Pastrami on Rye Latkes


  • 2lbs Burbank Russet Idaho Potatoes
  • 1 large yellow onion
  • ¼ cup all-purpose flour
  • 1 ½ tablespoons caraway seeds
  • 1 teaspoon kosher salt
  • 1 teaspoon baking powder
  • Vegetable oil for frying
  • ½ lb deli pastrami
  • 1 large dill pickle, sliced
  • Spicy brown mustard


  1. Peel the potatoes and grate either by hand on a box grater or using the shredding blade on your food processor.
  2. Repeat with the onion.
  3. Place the grated potato and onion in a large bowl fitted with a tea towel instead and squeeze all excess liquid from the shredded potatoes.
  4. Remove the liquid from the bowl, trying to leave the potato starch at the bottom if possible and add the potatoes.
  5. Mix in the flour, caraway seeds, salt and baking powder. Toss to coat evening.

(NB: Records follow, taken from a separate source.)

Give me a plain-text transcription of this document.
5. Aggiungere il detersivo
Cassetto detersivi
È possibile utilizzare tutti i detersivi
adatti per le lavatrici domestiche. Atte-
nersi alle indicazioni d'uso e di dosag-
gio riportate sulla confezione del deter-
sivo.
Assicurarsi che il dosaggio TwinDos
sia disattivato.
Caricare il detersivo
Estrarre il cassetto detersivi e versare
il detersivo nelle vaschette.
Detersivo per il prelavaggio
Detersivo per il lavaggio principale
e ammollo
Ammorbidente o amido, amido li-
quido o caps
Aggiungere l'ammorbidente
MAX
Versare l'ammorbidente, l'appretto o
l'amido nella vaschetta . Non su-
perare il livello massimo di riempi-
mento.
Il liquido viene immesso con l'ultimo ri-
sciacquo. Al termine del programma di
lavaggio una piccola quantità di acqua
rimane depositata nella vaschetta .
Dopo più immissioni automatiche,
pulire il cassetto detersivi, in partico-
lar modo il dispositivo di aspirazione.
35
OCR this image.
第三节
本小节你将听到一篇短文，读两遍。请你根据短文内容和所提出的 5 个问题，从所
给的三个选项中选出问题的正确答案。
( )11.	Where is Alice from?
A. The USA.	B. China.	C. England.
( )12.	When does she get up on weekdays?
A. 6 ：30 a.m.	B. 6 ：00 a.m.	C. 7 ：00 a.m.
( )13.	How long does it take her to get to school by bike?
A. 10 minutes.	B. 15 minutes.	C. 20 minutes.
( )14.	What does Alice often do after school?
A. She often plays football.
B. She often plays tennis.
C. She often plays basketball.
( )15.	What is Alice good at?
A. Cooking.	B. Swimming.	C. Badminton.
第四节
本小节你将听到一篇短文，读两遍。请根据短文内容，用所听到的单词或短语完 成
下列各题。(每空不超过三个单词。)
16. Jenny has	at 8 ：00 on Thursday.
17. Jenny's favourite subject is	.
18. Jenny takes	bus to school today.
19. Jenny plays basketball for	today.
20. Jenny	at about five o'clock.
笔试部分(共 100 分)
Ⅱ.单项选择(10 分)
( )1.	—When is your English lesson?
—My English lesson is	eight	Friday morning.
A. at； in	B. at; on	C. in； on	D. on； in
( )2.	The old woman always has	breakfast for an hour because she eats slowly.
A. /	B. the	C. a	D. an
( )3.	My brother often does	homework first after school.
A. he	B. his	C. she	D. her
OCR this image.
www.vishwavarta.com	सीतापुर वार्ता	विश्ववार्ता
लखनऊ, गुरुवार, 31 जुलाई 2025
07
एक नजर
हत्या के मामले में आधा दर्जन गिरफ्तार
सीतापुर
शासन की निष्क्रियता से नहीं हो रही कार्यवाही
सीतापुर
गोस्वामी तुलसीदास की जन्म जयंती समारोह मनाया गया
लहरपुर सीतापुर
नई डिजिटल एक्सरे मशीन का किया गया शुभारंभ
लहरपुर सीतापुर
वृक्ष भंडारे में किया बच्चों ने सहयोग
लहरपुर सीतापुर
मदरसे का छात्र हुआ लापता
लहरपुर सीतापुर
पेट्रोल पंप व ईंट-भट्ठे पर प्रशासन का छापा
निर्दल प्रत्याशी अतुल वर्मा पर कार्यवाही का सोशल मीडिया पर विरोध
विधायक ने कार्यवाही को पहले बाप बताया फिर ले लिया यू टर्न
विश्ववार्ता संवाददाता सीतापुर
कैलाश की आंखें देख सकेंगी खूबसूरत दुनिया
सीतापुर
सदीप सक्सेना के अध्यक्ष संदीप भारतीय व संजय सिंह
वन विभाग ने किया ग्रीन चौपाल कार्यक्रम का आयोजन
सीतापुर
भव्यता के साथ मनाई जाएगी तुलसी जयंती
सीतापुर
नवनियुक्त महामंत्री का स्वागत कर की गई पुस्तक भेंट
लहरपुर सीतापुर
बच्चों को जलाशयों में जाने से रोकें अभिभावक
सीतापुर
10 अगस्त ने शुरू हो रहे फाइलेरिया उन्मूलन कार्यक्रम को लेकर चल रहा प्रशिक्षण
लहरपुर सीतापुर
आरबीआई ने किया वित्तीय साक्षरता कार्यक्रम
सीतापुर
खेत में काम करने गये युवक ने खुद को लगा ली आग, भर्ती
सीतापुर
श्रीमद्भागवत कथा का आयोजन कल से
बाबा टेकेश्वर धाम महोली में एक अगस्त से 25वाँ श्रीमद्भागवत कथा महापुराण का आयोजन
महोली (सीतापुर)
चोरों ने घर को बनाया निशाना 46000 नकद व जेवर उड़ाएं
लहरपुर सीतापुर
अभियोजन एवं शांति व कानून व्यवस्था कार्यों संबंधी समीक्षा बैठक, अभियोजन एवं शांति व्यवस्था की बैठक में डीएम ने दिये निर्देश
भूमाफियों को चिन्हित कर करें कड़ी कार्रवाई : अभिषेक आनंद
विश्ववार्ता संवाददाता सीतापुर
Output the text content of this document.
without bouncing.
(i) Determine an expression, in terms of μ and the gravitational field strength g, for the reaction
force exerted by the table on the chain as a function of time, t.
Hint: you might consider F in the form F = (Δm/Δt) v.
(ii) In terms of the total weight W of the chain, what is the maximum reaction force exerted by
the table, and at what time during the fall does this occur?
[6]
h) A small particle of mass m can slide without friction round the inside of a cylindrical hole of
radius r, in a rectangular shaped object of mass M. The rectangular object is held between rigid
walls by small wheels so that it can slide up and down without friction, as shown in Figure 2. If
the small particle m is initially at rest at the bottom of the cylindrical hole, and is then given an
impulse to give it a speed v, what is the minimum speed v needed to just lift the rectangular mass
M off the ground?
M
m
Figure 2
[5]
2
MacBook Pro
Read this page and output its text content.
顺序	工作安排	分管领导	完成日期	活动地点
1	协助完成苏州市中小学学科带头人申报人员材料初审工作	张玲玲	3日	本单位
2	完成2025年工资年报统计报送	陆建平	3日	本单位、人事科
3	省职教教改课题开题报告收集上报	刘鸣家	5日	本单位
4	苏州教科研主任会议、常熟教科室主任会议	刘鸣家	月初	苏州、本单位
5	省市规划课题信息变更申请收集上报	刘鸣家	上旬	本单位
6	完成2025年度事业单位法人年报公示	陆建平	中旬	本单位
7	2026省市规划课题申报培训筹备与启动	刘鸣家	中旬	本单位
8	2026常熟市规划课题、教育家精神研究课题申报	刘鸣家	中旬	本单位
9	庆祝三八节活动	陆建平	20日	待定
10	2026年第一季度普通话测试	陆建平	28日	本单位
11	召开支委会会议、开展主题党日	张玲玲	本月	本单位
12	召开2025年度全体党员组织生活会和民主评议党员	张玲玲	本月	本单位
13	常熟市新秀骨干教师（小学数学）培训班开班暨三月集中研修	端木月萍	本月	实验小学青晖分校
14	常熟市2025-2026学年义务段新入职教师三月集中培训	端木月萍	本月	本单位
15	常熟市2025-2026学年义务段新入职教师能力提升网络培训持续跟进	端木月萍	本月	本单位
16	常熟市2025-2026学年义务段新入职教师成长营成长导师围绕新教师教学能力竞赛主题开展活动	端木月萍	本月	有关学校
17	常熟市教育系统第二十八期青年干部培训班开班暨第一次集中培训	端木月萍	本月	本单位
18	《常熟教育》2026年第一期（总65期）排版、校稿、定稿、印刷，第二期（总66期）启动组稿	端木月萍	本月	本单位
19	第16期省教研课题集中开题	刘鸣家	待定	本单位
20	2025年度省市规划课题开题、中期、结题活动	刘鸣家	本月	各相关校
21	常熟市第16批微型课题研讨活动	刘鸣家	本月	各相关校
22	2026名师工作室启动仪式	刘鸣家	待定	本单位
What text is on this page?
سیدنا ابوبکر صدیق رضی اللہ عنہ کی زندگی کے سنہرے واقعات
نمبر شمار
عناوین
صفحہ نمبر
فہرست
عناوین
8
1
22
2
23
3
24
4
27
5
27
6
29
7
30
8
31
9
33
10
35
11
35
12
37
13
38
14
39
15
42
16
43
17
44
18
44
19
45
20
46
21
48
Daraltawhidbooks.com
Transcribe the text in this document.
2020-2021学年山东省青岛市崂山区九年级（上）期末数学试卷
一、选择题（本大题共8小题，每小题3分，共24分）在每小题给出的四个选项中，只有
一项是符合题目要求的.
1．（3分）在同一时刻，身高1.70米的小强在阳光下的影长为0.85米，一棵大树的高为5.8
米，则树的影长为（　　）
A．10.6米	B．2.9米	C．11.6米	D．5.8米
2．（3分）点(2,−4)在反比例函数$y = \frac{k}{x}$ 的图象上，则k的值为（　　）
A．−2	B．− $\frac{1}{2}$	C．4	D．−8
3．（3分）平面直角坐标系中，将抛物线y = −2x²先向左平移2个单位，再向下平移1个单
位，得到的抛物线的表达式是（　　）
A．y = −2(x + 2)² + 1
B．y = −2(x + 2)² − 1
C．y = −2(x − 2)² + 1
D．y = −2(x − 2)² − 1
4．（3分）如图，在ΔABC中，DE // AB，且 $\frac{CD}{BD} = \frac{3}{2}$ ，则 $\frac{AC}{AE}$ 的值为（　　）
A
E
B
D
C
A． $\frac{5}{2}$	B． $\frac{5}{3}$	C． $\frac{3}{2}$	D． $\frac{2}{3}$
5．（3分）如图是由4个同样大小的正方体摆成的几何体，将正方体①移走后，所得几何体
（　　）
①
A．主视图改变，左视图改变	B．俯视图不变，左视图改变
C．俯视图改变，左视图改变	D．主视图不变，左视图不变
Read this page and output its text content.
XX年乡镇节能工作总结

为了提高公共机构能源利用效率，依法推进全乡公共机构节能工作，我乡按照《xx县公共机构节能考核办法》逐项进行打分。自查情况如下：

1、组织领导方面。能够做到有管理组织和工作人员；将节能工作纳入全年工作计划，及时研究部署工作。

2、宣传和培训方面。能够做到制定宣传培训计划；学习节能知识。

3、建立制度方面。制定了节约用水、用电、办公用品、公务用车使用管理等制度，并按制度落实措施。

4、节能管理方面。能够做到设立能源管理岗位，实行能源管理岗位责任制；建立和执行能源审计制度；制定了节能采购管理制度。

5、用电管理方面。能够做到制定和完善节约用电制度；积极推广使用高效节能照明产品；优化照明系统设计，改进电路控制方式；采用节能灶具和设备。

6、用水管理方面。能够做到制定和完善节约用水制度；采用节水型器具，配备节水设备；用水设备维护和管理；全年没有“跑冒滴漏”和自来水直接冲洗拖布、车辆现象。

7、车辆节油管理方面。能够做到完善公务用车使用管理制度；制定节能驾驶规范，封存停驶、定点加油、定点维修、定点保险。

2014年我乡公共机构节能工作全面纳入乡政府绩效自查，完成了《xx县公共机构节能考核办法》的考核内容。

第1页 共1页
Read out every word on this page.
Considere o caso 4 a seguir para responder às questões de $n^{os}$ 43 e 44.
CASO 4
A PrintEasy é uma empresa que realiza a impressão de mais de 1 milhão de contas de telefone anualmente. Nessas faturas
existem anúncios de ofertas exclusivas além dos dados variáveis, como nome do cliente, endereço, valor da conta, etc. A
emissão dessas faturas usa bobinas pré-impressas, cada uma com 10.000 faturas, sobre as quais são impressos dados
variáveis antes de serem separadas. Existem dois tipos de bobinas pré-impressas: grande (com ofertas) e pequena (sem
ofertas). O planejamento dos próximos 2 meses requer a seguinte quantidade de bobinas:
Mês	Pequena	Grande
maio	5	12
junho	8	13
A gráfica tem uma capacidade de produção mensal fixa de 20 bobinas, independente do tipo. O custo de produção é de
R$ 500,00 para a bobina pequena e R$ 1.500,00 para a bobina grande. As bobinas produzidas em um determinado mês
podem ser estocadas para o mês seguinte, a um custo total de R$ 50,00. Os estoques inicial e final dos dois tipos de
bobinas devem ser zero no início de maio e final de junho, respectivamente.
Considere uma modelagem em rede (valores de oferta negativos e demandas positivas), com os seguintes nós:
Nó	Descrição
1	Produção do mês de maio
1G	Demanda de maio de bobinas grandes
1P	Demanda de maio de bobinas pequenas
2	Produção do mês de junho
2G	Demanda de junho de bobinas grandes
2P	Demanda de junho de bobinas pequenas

  6. Heat a cast iron skillet over medium heat with enough oil to cover the bottom, have a sheet tray ready lined with paper towels and heat your oven to 250 ° to keep the completed latkes warm.
  7. Check to see if the oil is hot enough by placing a small amount of potato in the skillet, if it sizzles immediately you are good to go.
  8. Scoop about ⅓ cup potato mix from the bowl, squeeze to drain any excess moisture that may have accumulated and flatten into a round disc. Gently place in the oil and fry about 3-4 minutes per side or until crispy.  Depending on the size of your skillet, fry about 3-4 latkes at a time.  You do not want to crowd the skillet while cooking.
  9. Once finished, transfer to the paper towel lined sheet tray and sprinkle with kosher salt. Keep warm in the heated oven.  Repeat with the remaining potatoes.
  10. When ready to serve top each latke with a slice of pastrami, a dollop of mustard and a pickle slice.
  11. Latkes can be made in advance and either frozen in a single layer or stored in the refrigerator for 2-3 days. Heat in the oven to crisp up before serving.